The proverbial example of judging the glass as being half full or half empty is another example that invokes your ‘affective’ brain.
Let us say you are driving to the airport in a hurry to catch your flight, and alas, the car tyre bursts, bringing you to a halt. You realise it is a mess now — you would miss your flight, and you also need to get the car repaired. However, there is another way to look at it — you are fortunate it did not turn out to be much worse.
The car could have veered off to the other side and hit head on with an oncoming vehicle, endangering even your life. Which way you might see the situation is determined by whether you are an optimist or a pessimist. The proverbial example of judging the glass as being half full or half empty is another example that invokes your ‘affective’ brain, the part of the brain that makes you an optimist or a pessimist.

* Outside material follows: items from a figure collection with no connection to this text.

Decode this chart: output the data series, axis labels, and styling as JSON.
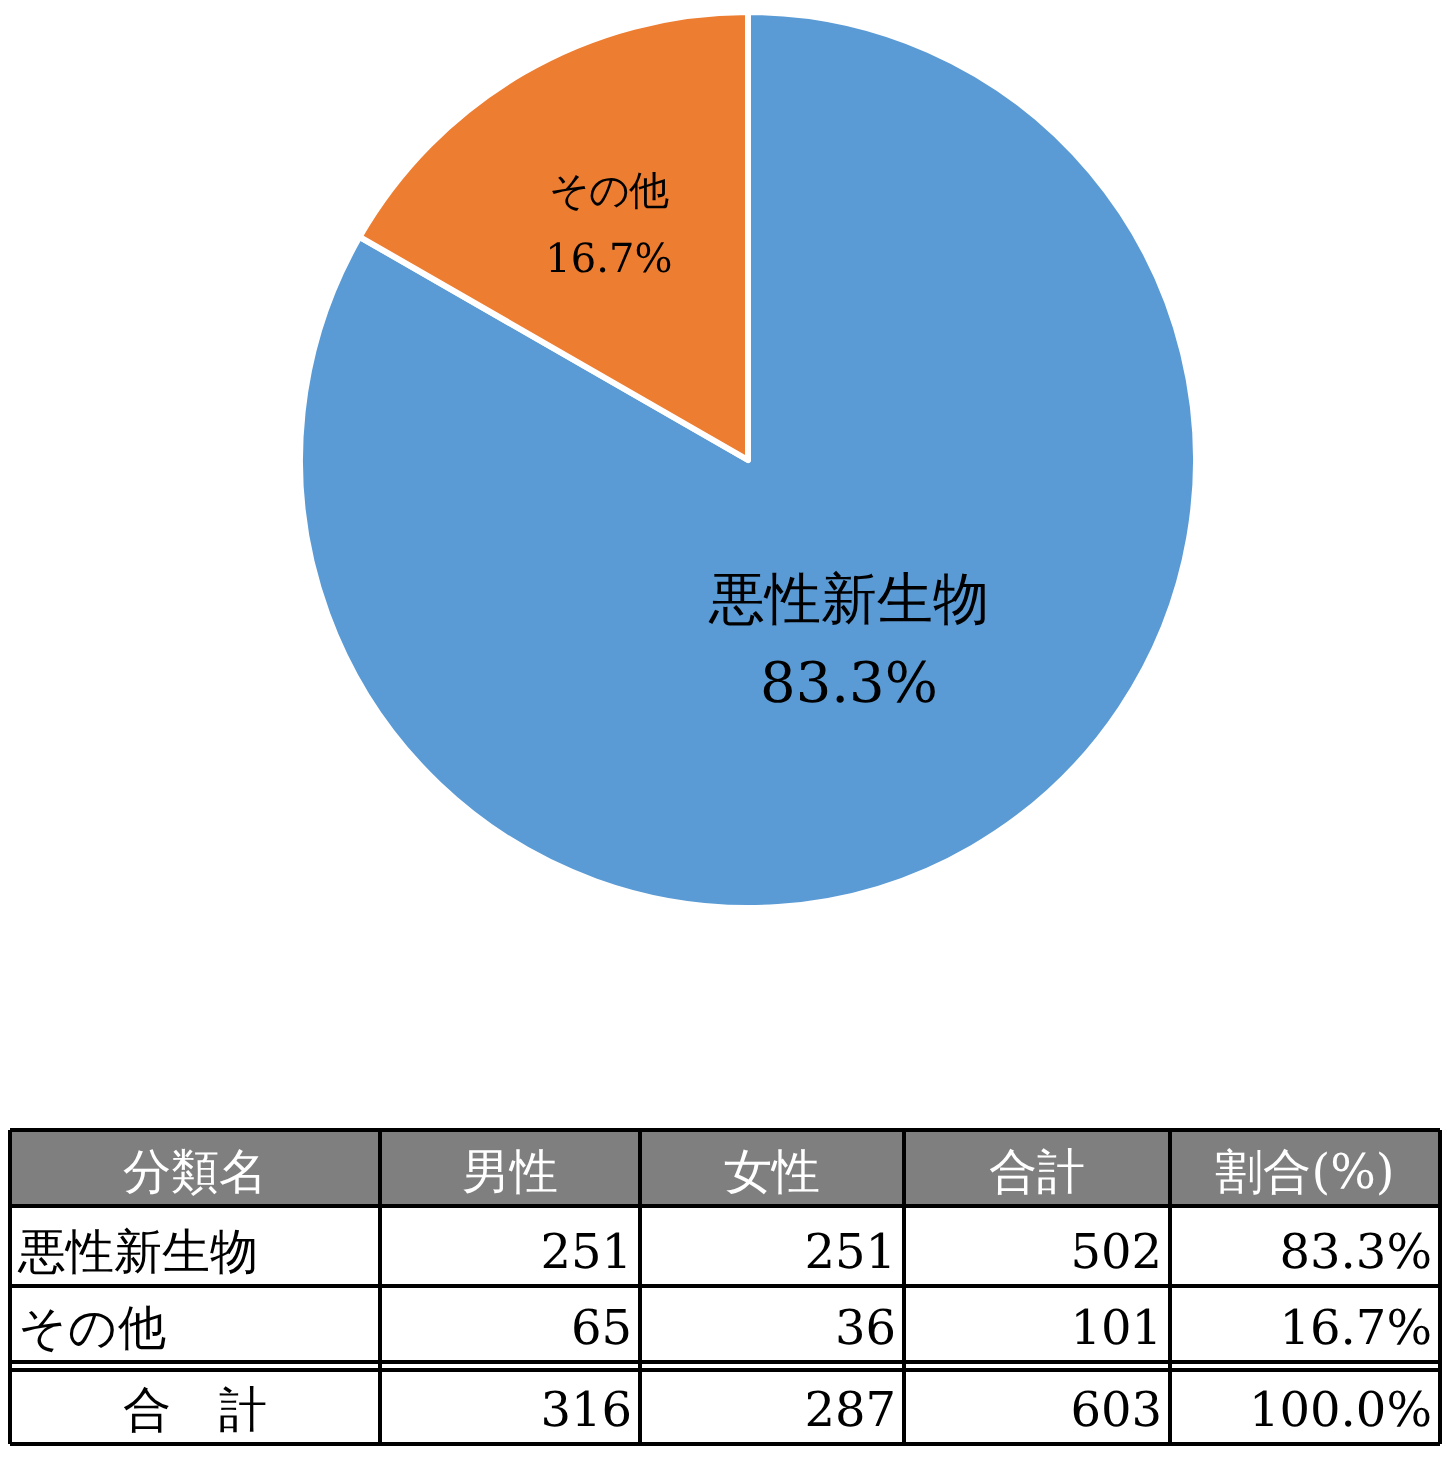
{
  "chart_data": [
    {
      "type": "pie",
      "categories": [
        "悪性新生物",
        "その他"
      ],
      "values": [
        83.3,
        16.7
      ],
      "colors": [
        "#5b9bd5",
        "#ed7d31"
      ],
      "value_labels": [
        "83.3%",
        "16.7%"
      ]
    },
    {
      "type": "other",
      "data_labels": true,
      "ylabel": "分類名",
      "categories": [
        "悪性新生物",
        "その他",
        "合　計"
      ],
      "series": [
        {
          "name": "男性",
          "values": [
            251,
            65,
            316
          ]
        },
        {
          "name": "女性",
          "values": [
            251,
            36,
            287
          ]
        },
        {
          "name": "合計",
          "values": [
            502,
            101,
            603
          ]
        },
        {
          "name": "割合(%)",
          "values": [
            83.3,
            16.7,
            100.0
          ],
          "value_labels": [
            "83.3%",
            "16.7%",
            "100.0%"
          ]
        }
      ]
    }
  ]
}
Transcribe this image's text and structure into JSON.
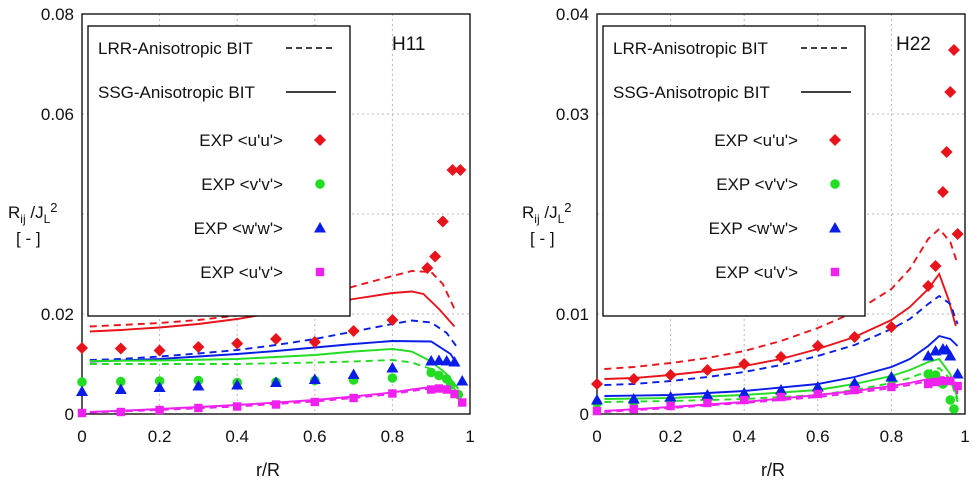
{
  "chart_data": [
    {
      "type": "line",
      "annotation": "H11",
      "xlabel": "r/R",
      "ylabel": "R_ij /J_L^2",
      "ylabel_unit": "[ - ]",
      "xlim": [
        0,
        0.98
      ],
      "ylim": [
        0,
        0.08
      ],
      "x_ticks": [
        "0",
        "0.2",
        "0.4",
        "0.6",
        "0.8",
        "1"
      ],
      "y_ticks": [
        "0",
        "0.02",
        "0.06",
        "0.08"
      ],
      "grid": true,
      "legend_position": "top-left",
      "legend": [
        {
          "label": "LRR-Anisotropic BIT",
          "style": "dashed-line",
          "color": "#000000"
        },
        {
          "label": "SSG-Anisotropic BIT",
          "style": "solid-line",
          "color": "#000000"
        },
        {
          "label": "EXP <u'u'>",
          "style": "marker",
          "marker": "diamond",
          "color": "#e8131b"
        },
        {
          "label": "EXP <v'v'>",
          "style": "marker",
          "marker": "circle",
          "color": "#22dd22"
        },
        {
          "label": "EXP <w'w'>",
          "style": "marker",
          "marker": "triangle",
          "color": "#0a1de8"
        },
        {
          "label": "EXP <u'v'>",
          "style": "marker",
          "marker": "square",
          "color": "#f020f0"
        }
      ],
      "lines": [
        {
          "model": "LRR",
          "dash": true,
          "color": "#e8131b",
          "x": [
            0.02,
            0.1,
            0.2,
            0.3,
            0.4,
            0.5,
            0.6,
            0.7,
            0.8,
            0.85,
            0.9,
            0.93,
            0.96
          ],
          "y": [
            0.0175,
            0.0178,
            0.0182,
            0.0188,
            0.0197,
            0.0212,
            0.0232,
            0.0255,
            0.0276,
            0.0286,
            0.0284,
            0.026,
            0.021
          ]
        },
        {
          "model": "SSG",
          "dash": false,
          "color": "#e8131b",
          "x": [
            0.02,
            0.1,
            0.2,
            0.3,
            0.4,
            0.5,
            0.6,
            0.7,
            0.8,
            0.85,
            0.88,
            0.92,
            0.96
          ],
          "y": [
            0.0165,
            0.0168,
            0.0173,
            0.018,
            0.019,
            0.0203,
            0.0217,
            0.023,
            0.0242,
            0.0245,
            0.024,
            0.021,
            0.0175
          ]
        },
        {
          "model": "LRR",
          "dash": true,
          "color": "#0a1de8",
          "x": [
            0.02,
            0.1,
            0.2,
            0.3,
            0.4,
            0.5,
            0.6,
            0.7,
            0.8,
            0.85,
            0.9,
            0.94,
            0.97
          ],
          "y": [
            0.0108,
            0.011,
            0.0115,
            0.0121,
            0.0128,
            0.0138,
            0.015,
            0.0165,
            0.018,
            0.0187,
            0.0183,
            0.0162,
            0.013
          ]
        },
        {
          "model": "SSG",
          "dash": false,
          "color": "#0a1de8",
          "x": [
            0.02,
            0.1,
            0.2,
            0.3,
            0.4,
            0.5,
            0.6,
            0.7,
            0.8,
            0.9,
            0.95,
            0.97
          ],
          "y": [
            0.0105,
            0.0107,
            0.011,
            0.0115,
            0.012,
            0.0126,
            0.0133,
            0.014,
            0.0146,
            0.0145,
            0.012,
            0.0095
          ]
        },
        {
          "model": "SSG",
          "dash": false,
          "color": "#22dd22",
          "x": [
            0.02,
            0.2,
            0.4,
            0.6,
            0.7,
            0.8,
            0.85,
            0.9,
            0.94,
            0.97
          ],
          "y": [
            0.0106,
            0.0107,
            0.011,
            0.0118,
            0.0125,
            0.013,
            0.0125,
            0.0105,
            0.008,
            0.005
          ]
        },
        {
          "model": "LRR",
          "dash": true,
          "color": "#22dd22",
          "x": [
            0.02,
            0.2,
            0.4,
            0.6,
            0.7,
            0.8,
            0.85,
            0.9,
            0.94,
            0.97
          ],
          "y": [
            0.01,
            0.01,
            0.01,
            0.0103,
            0.0105,
            0.0108,
            0.0103,
            0.009,
            0.007,
            0.004
          ]
        },
        {
          "model": "LRR",
          "dash": true,
          "color": "#f020f0",
          "x": [
            0.02,
            0.2,
            0.4,
            0.6,
            0.7,
            0.8,
            0.85,
            0.9,
            0.94,
            0.97
          ],
          "y": [
            0.0003,
            0.0008,
            0.0015,
            0.0025,
            0.0032,
            0.004,
            0.0046,
            0.0051,
            0.0048,
            0.003
          ]
        },
        {
          "model": "SSG",
          "dash": false,
          "color": "#f020f0",
          "x": [
            0.02,
            0.2,
            0.4,
            0.6,
            0.7,
            0.8,
            0.85,
            0.9,
            0.94,
            0.97
          ],
          "y": [
            0.0004,
            0.001,
            0.0018,
            0.0028,
            0.0035,
            0.0043,
            0.0049,
            0.0054,
            0.005,
            0.0032
          ]
        }
      ],
      "markers": [
        {
          "name": "EXP <u'u'>",
          "marker": "diamond",
          "color": "#e8131b",
          "x": [
            0,
            0.1,
            0.2,
            0.3,
            0.4,
            0.5,
            0.6,
            0.7,
            0.8,
            0.89,
            0.91,
            0.93,
            0.955,
            0.975
          ],
          "y": [
            0.0132,
            0.0131,
            0.0127,
            0.0134,
            0.0141,
            0.015,
            0.0144,
            0.0166,
            0.0188,
            0.0292,
            0.0315,
            0.0385,
            0.0488,
            0.0488
          ]
        },
        {
          "name": "EXP <v'v'>",
          "marker": "circle",
          "color": "#22dd22",
          "x": [
            0,
            0.1,
            0.2,
            0.3,
            0.4,
            0.5,
            0.6,
            0.7,
            0.8,
            0.9,
            0.92,
            0.94,
            0.95,
            0.97
          ],
          "y": [
            0.0064,
            0.0065,
            0.0066,
            0.0067,
            0.0063,
            0.0064,
            0.0067,
            0.0068,
            0.0072,
            0.0083,
            0.0077,
            0.007,
            0.0058,
            0.0039
          ]
        },
        {
          "name": "EXP <w'w'>",
          "marker": "triangle",
          "color": "#0a1de8",
          "x": [
            0,
            0.1,
            0.2,
            0.3,
            0.4,
            0.5,
            0.6,
            0.7,
            0.8,
            0.9,
            0.92,
            0.94,
            0.96,
            0.98
          ],
          "y": [
            0.0045,
            0.0049,
            0.0053,
            0.0056,
            0.0058,
            0.0063,
            0.0069,
            0.0079,
            0.0092,
            0.0106,
            0.0107,
            0.0106,
            0.0104,
            0.0066
          ]
        },
        {
          "name": "EXP <u'v'>",
          "marker": "square",
          "color": "#f020f0",
          "x": [
            0,
            0.1,
            0.2,
            0.3,
            0.4,
            0.5,
            0.6,
            0.7,
            0.8,
            0.9,
            0.92,
            0.94,
            0.96,
            0.98
          ],
          "y": [
            0.0002,
            0.0004,
            0.0008,
            0.0012,
            0.0015,
            0.0019,
            0.0024,
            0.0032,
            0.0041,
            0.0049,
            0.0051,
            0.0049,
            0.004,
            0.0023
          ]
        }
      ]
    },
    {
      "type": "line",
      "annotation": "H22",
      "xlabel": "r/R",
      "ylabel": "R_ij /J_L^2",
      "ylabel_unit": "[ - ]",
      "xlim": [
        0,
        0.98
      ],
      "ylim": [
        0,
        0.04
      ],
      "x_ticks": [
        "0",
        "0.2",
        "0.4",
        "0.6",
        "0.8",
        "1"
      ],
      "y_ticks": [
        "0",
        "0.01",
        "0.03",
        "0.04"
      ],
      "grid": true,
      "legend_position": "top-left",
      "legend": [
        {
          "label": "LRR-Anisotropic BIT",
          "style": "dashed-line",
          "color": "#000000"
        },
        {
          "label": "SSG-Anisotropic BIT",
          "style": "solid-line",
          "color": "#000000"
        },
        {
          "label": "EXP <u'u'>",
          "style": "marker",
          "marker": "diamond",
          "color": "#e8131b"
        },
        {
          "label": "EXP <v'v'>",
          "style": "marker",
          "marker": "circle",
          "color": "#22dd22"
        },
        {
          "label": "EXP <w'w'>",
          "style": "marker",
          "marker": "triangle",
          "color": "#0a1de8"
        },
        {
          "label": "EXP <u'v'>",
          "style": "marker",
          "marker": "square",
          "color": "#f020f0"
        }
      ],
      "lines": [
        {
          "model": "LRR",
          "dash": true,
          "color": "#e8131b",
          "x": [
            0.02,
            0.1,
            0.2,
            0.3,
            0.4,
            0.5,
            0.6,
            0.7,
            0.8,
            0.85,
            0.9,
            0.93,
            0.96,
            0.98
          ],
          "y": [
            0.0045,
            0.0047,
            0.0051,
            0.0056,
            0.0063,
            0.0073,
            0.0086,
            0.0102,
            0.0125,
            0.0145,
            0.0175,
            0.0185,
            0.0172,
            0.015
          ]
        },
        {
          "model": "SSG",
          "dash": false,
          "color": "#e8131b",
          "x": [
            0.02,
            0.1,
            0.2,
            0.3,
            0.4,
            0.5,
            0.6,
            0.7,
            0.8,
            0.85,
            0.9,
            0.93,
            0.955,
            0.975
          ],
          "y": [
            0.0035,
            0.0036,
            0.0039,
            0.0043,
            0.0048,
            0.0055,
            0.0065,
            0.0077,
            0.0094,
            0.0107,
            0.0125,
            0.014,
            0.0115,
            0.0088
          ]
        },
        {
          "model": "LRR",
          "dash": true,
          "color": "#0a1de8",
          "x": [
            0.02,
            0.1,
            0.2,
            0.3,
            0.4,
            0.5,
            0.6,
            0.7,
            0.8,
            0.85,
            0.9,
            0.93,
            0.96,
            0.98
          ],
          "y": [
            0.0029,
            0.003,
            0.0033,
            0.0037,
            0.0042,
            0.0049,
            0.0058,
            0.0069,
            0.0085,
            0.0095,
            0.011,
            0.0118,
            0.011,
            0.009
          ]
        },
        {
          "model": "SSG",
          "dash": false,
          "color": "#0a1de8",
          "x": [
            0.02,
            0.2,
            0.4,
            0.6,
            0.7,
            0.8,
            0.85,
            0.9,
            0.93,
            0.96,
            0.98
          ],
          "y": [
            0.0018,
            0.0019,
            0.0023,
            0.003,
            0.0037,
            0.0047,
            0.0055,
            0.0068,
            0.0078,
            0.0075,
            0.0068
          ]
        },
        {
          "model": "SSG",
          "dash": false,
          "color": "#22dd22",
          "x": [
            0.02,
            0.2,
            0.4,
            0.6,
            0.7,
            0.8,
            0.85,
            0.9,
            0.93,
            0.96,
            0.98
          ],
          "y": [
            0.0015,
            0.0016,
            0.0019,
            0.0024,
            0.003,
            0.0038,
            0.0044,
            0.0052,
            0.0055,
            0.004,
            0.0015
          ]
        },
        {
          "model": "LRR",
          "dash": true,
          "color": "#22dd22",
          "x": [
            0.02,
            0.2,
            0.4,
            0.6,
            0.7,
            0.8,
            0.85,
            0.9,
            0.93,
            0.96,
            0.98
          ],
          "y": [
            0.0012,
            0.0013,
            0.0015,
            0.0019,
            0.0024,
            0.0031,
            0.0036,
            0.0043,
            0.0046,
            0.0035,
            0.0012
          ]
        },
        {
          "model": "LRR",
          "dash": true,
          "color": "#f020f0",
          "x": [
            0.02,
            0.2,
            0.4,
            0.6,
            0.7,
            0.8,
            0.85,
            0.9,
            0.94,
            0.97,
            0.98
          ],
          "y": [
            0.0002,
            0.0006,
            0.0011,
            0.0017,
            0.0021,
            0.0026,
            0.0029,
            0.0033,
            0.0035,
            0.003,
            0.002
          ]
        },
        {
          "model": "SSG",
          "dash": false,
          "color": "#f020f0",
          "x": [
            0.02,
            0.2,
            0.4,
            0.6,
            0.7,
            0.8,
            0.85,
            0.9,
            0.94,
            0.97,
            0.98
          ],
          "y": [
            0.0003,
            0.0007,
            0.0012,
            0.0019,
            0.0023,
            0.0028,
            0.0031,
            0.0035,
            0.0037,
            0.0032,
            0.0022
          ]
        }
      ],
      "markers": [
        {
          "name": "EXP <u'u'>",
          "marker": "diamond",
          "color": "#e8131b",
          "x": [
            0,
            0.1,
            0.2,
            0.3,
            0.4,
            0.5,
            0.6,
            0.7,
            0.8,
            0.9,
            0.92,
            0.94,
            0.95,
            0.96,
            0.97,
            0.98
          ],
          "y": [
            0.003,
            0.0035,
            0.0039,
            0.0044,
            0.005,
            0.0057,
            0.0068,
            0.0077,
            0.0087,
            0.0128,
            0.0148,
            0.0222,
            0.0262,
            0.0322,
            0.0364,
            0.018
          ]
        },
        {
          "name": "EXP <v'v'>",
          "marker": "circle",
          "color": "#22dd22",
          "x": [
            0,
            0.1,
            0.2,
            0.3,
            0.4,
            0.5,
            0.6,
            0.7,
            0.8,
            0.9,
            0.92,
            0.94,
            0.96,
            0.97
          ],
          "y": [
            0.0011,
            0.0012,
            0.0013,
            0.0015,
            0.0017,
            0.002,
            0.0024,
            0.0029,
            0.0035,
            0.004,
            0.0039,
            0.003,
            0.0014,
            0.0005
          ]
        },
        {
          "name": "EXP <w'w'>",
          "marker": "triangle",
          "color": "#0a1de8",
          "x": [
            0,
            0.1,
            0.2,
            0.3,
            0.4,
            0.5,
            0.6,
            0.7,
            0.8,
            0.9,
            0.92,
            0.94,
            0.95,
            0.96,
            0.98
          ],
          "y": [
            0.0014,
            0.0015,
            0.0017,
            0.0019,
            0.0021,
            0.0024,
            0.0027,
            0.0031,
            0.0037,
            0.0058,
            0.0063,
            0.0065,
            0.0064,
            0.0058,
            0.004
          ]
        },
        {
          "name": "EXP <u'v'>",
          "marker": "square",
          "color": "#f020f0",
          "x": [
            0,
            0.1,
            0.2,
            0.3,
            0.4,
            0.5,
            0.6,
            0.7,
            0.8,
            0.9,
            0.92,
            0.94,
            0.96,
            0.98
          ],
          "y": [
            0.0003,
            0.0005,
            0.0008,
            0.0011,
            0.0014,
            0.0017,
            0.002,
            0.0024,
            0.0027,
            0.003,
            0.0032,
            0.0033,
            0.0033,
            0.0028
          ]
        }
      ]
    }
  ]
}
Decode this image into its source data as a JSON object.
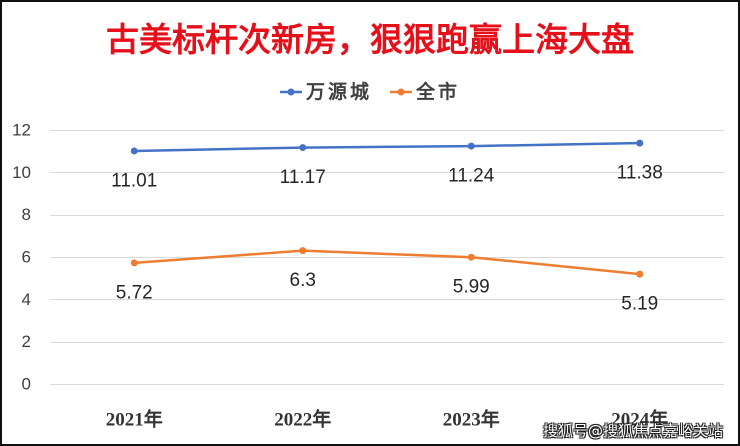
{
  "watermark": "搜狐号@搜狐焦点嘉峪关站",
  "colors": {
    "title": "#e5101a",
    "grid": "#d9d9d9",
    "frame": "#111111"
  },
  "chart_data": {
    "type": "line",
    "title": "古美标杆次新房，狠狠跑赢上海大盘",
    "categories": [
      "2021年",
      "2022年",
      "2023年",
      "2024年"
    ],
    "series": [
      {
        "name": "万源城",
        "values": [
          11.01,
          11.17,
          11.24,
          11.38
        ],
        "color": "#4472c4"
      },
      {
        "name": "全市",
        "values": [
          5.72,
          6.3,
          5.99,
          5.19
        ],
        "color": "#ed7d31"
      }
    ],
    "ylim": [
      0,
      12
    ],
    "yticks": [
      0,
      2,
      4,
      6,
      8,
      10,
      12
    ],
    "grid": true,
    "legend": "top-center",
    "data_labels": true
  }
}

Scientists have made much progress on this intriguing question as to what makes us so different in the way we see the same situation. Right from birth, we are subjected to so much of information that we need to be able to selectively attend to two kinds — those that invoke fear since that is essential for survival, and those that invoke pleasure since that makes us happy. It has been identified that the brain has separate areas for these — called the fear and pleasure centres of the brain.
In simple terms, the relative strength of these centres and their connections with other parts of the brain determine whether an individual is an optimist or pessimist. Another remarkable finding is that the optimism and pessimism bias can be identified by simply monitoring brain activity of an individual at rest! Optimists exhibit more activity in the left half of their brains as against the right half, whereas this asymmetry is less visible in pessimists. In short, your brain activity at rest tells a lot about how you see the half-glass!
The next natural question is as to whether it is at all possible for a pessimist to become an optimist. Science holds much promise, to the extent that there are simple computerised training programmes that help shift orientation towards optimism. One of these works by presenting image-pairs alternating with strategically positioned ‘targets’ that attract the person’s attention towards the pleasant images. Soon, whether to be an optimist could become a choice available to us.